I'm not a stranger to heartbreak. I've had my own share of it. However, nothing compares to how my heart's breaking now. She hasn't said anything and if it wasn't for the slight movements on her end, I would swear the video call is frozen.

It's scary how many words can fill this silence. I'm holding unto hope that I'm misinterpreting the words wrong. Silence can be taken the wrong way after all.

I swallow the lump in my throat. It's difficult to even do so. "Amal?"

Amal looks horrified. She tries to smile but she's unsuccessful. That breaks my heart further. Her voice is almost unrecognizable. "Yeah?"

"Amal, what's going on?"

"Nothing, I just –" She exhales. The smile that appears on her face is insincerely tight. It feels like a knife. "We're talking about our dream family."

Ya Allah, please let me reading the words she's not saying wrong. Please let me be reading them wrong.

"Sa'ed, you want kids." She's still smiling and I hate it so, so much. This isn't her smile. I don't like this smile. "How many do you want?"
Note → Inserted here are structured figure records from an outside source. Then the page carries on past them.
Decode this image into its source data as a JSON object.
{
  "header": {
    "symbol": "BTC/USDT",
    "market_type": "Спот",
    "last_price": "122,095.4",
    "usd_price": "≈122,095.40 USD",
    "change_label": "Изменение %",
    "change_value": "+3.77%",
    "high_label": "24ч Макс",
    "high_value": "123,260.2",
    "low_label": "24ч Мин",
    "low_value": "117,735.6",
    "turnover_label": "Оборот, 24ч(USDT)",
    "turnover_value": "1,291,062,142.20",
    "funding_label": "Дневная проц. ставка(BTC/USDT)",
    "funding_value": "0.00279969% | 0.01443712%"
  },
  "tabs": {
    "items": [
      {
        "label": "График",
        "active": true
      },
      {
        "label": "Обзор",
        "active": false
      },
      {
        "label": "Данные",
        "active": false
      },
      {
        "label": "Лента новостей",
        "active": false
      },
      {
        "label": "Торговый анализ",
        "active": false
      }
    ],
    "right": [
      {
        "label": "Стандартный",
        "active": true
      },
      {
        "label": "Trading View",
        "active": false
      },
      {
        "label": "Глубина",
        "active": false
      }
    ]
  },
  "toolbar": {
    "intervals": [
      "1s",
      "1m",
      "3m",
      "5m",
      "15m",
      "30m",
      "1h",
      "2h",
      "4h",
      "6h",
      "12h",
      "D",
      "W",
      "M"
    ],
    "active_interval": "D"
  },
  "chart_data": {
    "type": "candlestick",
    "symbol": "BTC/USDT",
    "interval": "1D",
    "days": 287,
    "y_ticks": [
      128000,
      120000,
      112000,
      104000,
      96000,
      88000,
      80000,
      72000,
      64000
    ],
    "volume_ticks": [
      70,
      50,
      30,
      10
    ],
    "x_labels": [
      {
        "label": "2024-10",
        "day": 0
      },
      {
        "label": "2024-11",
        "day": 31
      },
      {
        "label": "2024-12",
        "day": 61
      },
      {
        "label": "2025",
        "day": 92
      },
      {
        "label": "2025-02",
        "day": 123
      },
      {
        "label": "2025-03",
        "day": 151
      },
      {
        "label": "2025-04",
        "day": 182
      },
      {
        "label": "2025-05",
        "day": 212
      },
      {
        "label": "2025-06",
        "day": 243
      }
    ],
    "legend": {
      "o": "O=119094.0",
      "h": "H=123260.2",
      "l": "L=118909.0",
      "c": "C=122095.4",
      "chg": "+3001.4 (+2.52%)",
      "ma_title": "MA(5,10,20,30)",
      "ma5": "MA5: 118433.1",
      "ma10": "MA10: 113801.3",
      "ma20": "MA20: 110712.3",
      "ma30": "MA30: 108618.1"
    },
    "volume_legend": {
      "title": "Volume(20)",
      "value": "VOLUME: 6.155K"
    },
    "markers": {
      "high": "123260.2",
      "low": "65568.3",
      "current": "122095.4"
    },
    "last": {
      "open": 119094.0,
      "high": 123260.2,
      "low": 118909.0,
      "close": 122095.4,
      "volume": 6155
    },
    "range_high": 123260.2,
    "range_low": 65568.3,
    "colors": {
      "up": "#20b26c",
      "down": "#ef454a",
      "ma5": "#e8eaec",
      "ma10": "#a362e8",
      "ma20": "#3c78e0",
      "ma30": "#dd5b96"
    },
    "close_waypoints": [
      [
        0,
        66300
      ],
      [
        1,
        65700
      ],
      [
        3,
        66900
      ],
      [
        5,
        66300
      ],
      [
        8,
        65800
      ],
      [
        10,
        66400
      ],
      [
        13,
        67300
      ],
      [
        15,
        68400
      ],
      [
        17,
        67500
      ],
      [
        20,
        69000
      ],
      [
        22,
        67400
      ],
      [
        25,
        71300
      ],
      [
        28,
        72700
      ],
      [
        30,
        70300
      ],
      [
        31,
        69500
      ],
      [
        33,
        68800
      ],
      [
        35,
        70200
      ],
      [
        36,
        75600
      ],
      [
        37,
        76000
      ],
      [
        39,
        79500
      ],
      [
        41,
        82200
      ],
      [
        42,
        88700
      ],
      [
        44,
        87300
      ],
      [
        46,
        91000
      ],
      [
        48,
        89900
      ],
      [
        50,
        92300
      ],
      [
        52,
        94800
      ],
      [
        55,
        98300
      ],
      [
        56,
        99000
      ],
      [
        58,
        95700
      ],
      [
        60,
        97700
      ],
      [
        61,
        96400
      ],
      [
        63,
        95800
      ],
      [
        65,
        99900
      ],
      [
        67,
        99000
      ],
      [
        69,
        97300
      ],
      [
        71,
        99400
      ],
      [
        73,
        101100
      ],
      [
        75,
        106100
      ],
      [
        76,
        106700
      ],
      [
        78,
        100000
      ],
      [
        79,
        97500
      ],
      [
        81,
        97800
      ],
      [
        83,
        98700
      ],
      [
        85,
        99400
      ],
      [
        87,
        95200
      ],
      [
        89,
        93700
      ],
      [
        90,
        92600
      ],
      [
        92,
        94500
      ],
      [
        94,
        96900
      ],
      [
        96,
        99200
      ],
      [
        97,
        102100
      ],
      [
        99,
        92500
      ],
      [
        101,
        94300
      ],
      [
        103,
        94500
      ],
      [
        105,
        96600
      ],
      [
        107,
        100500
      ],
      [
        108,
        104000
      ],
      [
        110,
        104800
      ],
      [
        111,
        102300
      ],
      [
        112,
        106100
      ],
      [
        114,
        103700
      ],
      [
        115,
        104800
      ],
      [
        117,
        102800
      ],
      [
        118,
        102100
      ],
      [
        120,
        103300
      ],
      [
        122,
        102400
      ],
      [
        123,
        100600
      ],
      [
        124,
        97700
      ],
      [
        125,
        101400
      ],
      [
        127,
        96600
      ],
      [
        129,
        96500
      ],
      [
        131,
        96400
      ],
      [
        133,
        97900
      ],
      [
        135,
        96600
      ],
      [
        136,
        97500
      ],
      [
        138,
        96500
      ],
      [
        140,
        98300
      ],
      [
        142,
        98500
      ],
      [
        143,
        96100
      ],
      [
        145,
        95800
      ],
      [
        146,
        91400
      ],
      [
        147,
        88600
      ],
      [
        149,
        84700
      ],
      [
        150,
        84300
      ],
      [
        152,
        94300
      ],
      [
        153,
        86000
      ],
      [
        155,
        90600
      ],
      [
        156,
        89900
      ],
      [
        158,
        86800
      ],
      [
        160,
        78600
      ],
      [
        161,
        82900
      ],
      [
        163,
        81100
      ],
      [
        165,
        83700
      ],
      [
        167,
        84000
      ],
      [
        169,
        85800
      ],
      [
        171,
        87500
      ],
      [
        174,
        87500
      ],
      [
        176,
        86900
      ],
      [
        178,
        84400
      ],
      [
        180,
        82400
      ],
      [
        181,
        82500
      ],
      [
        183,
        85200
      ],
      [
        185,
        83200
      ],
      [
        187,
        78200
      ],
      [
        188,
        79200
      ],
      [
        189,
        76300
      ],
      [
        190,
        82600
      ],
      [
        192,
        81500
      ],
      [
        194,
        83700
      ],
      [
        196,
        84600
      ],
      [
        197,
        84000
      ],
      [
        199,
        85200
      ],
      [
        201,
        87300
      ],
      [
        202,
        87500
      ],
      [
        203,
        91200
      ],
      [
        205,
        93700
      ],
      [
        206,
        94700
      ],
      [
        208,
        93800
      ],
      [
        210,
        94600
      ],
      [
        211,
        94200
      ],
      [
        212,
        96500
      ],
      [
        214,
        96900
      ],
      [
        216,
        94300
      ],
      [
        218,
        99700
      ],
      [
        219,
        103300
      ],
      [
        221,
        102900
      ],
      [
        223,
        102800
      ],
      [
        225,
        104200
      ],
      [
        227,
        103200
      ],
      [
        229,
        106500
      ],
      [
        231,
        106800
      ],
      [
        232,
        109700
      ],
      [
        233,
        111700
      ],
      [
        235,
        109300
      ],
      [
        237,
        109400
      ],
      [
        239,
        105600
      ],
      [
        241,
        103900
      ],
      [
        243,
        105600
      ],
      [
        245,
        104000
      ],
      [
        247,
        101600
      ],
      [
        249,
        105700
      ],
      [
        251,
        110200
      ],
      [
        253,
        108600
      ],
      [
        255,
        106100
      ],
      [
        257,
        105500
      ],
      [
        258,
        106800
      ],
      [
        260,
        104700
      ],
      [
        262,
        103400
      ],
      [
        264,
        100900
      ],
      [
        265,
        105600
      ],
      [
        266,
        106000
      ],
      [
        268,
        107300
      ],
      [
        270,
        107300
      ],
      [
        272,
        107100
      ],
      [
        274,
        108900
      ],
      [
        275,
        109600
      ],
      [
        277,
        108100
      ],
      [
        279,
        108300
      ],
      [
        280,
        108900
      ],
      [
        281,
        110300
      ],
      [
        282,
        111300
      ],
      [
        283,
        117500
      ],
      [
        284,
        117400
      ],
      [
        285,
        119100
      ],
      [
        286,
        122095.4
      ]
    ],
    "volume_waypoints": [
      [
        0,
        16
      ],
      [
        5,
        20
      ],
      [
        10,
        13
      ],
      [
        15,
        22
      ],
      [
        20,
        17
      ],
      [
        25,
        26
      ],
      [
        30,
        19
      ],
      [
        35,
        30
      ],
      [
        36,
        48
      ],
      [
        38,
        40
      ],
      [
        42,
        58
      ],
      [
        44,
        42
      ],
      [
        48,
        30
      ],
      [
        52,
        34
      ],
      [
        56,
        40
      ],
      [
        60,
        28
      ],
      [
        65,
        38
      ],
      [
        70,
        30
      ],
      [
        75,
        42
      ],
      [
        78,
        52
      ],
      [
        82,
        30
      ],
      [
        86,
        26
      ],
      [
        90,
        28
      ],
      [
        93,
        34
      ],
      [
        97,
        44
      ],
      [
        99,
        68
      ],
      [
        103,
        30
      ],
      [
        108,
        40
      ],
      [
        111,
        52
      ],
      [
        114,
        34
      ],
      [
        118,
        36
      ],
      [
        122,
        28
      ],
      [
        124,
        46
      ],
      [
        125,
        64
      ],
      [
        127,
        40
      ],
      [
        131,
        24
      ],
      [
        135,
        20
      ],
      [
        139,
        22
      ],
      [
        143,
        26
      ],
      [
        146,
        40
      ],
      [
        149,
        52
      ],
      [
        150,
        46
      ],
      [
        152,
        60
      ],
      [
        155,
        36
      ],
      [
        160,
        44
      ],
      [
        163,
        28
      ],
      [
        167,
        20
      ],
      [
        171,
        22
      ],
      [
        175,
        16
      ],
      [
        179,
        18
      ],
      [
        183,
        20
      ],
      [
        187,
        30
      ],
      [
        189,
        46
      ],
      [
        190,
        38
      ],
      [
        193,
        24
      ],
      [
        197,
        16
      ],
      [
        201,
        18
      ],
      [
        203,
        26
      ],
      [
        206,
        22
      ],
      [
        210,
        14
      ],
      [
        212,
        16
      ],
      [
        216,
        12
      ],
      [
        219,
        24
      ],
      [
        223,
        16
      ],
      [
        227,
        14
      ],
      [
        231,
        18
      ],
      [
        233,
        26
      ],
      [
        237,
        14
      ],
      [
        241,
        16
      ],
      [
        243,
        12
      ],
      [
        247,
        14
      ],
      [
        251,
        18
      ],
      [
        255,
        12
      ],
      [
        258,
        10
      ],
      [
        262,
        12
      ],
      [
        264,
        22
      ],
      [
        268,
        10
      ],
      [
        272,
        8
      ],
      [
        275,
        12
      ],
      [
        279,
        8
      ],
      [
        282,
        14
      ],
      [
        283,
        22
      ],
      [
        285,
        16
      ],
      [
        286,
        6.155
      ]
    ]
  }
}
I've wanted kids for as long as I could remember. Watching Mama and Baba raise us set the perfect example of the type of parent I wanted to be and the type of mother I prayed and hoped my future wife would be. As for how many, I never really got a figure. I wanted my future wife and I to have one first and then we could go on. My personal limit was five though.

Right now? I don't even know what to tell her; not when she's on edge. Not when her smile is this fake. Her unspoken words are getting into my head and as much as I want to push them away and believe that I'm reading it wrong, I can't.

"Amal." My voice is smaller than I'd like. I swallow again. This is either going to make or break us. I'm not ready. We can't go back though. "Do you want kids?"

Please say you want kids, Amal. I beg you. Please let the unspoken words I'm reading into be wrong. Please let the –

Her eyes fill with tears. "I'm so sorry, Sa'ed."

If my body was a drum once filled with water, the water drains out with force now. I suddenly feel hollow. This isn't real, right? I vaguely feel the my brows knit together.

"Wait..." I speak slowly. There has to be two sides to this. "Is it that you can't have kids or you don't want to have them?"

If she can't have kids, we can come up with something. Medicine is evolving. There has to be a way. We can find a way around it if that's the case.

"I can have kids." She says it so quietly, I nearly miss it. "I don't want to have them."

"There's a reason, right?" There has to be one. This can't be happening. "Amal, there has to be a reason."

She's crying now, her face buried in her hands. I don't even know what hurts more; the fact that everything has been going good until now or the fact that she's crying and we're miles apart, talking to each other through devices. Ya Allah, this can't be happening. This has to be a sick dream.

Come to think of it, we never spoke about a future family even as a joke or just randomly. Kids never came up and each time we went out or we were together, no kid passed us and took our attention with it. No one in our families or even Jonathan, Hassan and Summayya joked about it. If something had happened, I would have known. I would have noticed something was going on.